The company said in an official statement that Claas Kuehnemann will step into the role of acting managing director for Africa while the company’s investigation into its South Africa business is conducted.
Kuehnemann, who has been with the company since 1992, will assume all managing director responsibilities across the company’s Africa portfolio, totaling 51 countries. His track record with SAP dates back more than two decades from when he first started at the newly formed SAP subsidiary in South Africa.
“Claas is a veteran SAP executive who has held various senior leadership positions throughout the company across different geographies – he has the full backing and trust of the SAP Executive Board,” said Adaire Fox-Martin, Executive Board member for Global Customer Operations, who earlier this week flew to South Africa to oversee the investigation and ensure complete business continuity.
Kuehnemann has held various executive roles at SAP, including senior vice president of Professional Services, overseeing SAP’s consulting business in EMEA based in Paris, managing director Africa, based in Johannesburg as well as managing director for the South-East Europe & Middle East region, based out of Dubai.

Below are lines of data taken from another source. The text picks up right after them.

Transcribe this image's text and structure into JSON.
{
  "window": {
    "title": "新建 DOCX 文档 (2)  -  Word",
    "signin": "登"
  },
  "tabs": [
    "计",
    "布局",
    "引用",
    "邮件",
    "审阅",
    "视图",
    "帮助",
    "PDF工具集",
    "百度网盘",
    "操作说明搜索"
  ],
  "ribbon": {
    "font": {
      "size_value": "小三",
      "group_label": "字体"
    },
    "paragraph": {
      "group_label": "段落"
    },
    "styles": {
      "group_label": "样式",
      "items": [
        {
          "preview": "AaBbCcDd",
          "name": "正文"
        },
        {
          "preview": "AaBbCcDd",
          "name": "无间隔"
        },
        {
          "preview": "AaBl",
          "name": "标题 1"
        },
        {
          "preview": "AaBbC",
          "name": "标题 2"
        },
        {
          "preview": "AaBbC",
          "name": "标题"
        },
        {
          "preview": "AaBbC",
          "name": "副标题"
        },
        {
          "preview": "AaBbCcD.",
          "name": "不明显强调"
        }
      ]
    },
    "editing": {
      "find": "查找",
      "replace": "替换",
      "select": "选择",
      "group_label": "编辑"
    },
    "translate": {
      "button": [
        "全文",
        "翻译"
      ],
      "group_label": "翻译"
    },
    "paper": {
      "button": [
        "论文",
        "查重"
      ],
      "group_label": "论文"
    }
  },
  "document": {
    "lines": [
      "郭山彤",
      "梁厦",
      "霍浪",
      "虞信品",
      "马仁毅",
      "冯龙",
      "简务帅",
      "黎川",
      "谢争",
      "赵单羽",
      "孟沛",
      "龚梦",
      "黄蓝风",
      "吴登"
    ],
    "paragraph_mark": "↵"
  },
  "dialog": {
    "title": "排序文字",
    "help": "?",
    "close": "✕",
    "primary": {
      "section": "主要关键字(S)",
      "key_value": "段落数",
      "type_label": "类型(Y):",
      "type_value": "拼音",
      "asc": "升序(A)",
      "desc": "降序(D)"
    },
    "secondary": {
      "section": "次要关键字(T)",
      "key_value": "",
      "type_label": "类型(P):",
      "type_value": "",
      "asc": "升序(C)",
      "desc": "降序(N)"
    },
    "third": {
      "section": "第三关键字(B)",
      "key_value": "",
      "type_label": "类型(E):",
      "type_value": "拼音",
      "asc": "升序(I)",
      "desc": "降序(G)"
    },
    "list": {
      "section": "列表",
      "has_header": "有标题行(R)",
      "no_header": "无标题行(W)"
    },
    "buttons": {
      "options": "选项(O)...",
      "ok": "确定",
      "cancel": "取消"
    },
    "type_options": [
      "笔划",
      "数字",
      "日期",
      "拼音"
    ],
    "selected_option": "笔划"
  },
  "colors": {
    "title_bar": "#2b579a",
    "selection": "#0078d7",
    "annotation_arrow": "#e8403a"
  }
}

“The SAP Africa management team will continue to deliver on its promise to help African business run optimally,” said Kuehnemann. “My interim role is to support our employees, customers and partners across all our business sectors while the due diligence process is conducted.”
Peter David, regional chief financial officer, SAP EMEA, will support Kuehnemann as acting CFO of SAP Africa.
The company also announced that it had appointed multinational law firm Baker McKenzie to lead the external investigation in concert with other global experts such as forensic firm FTI Consulting.
The investigation will look into among‚ other allegations‚ whether Gupta-linked company CAD House received multi-million rand kickbacks for helping the German-based SAP secure contracts with Transnet.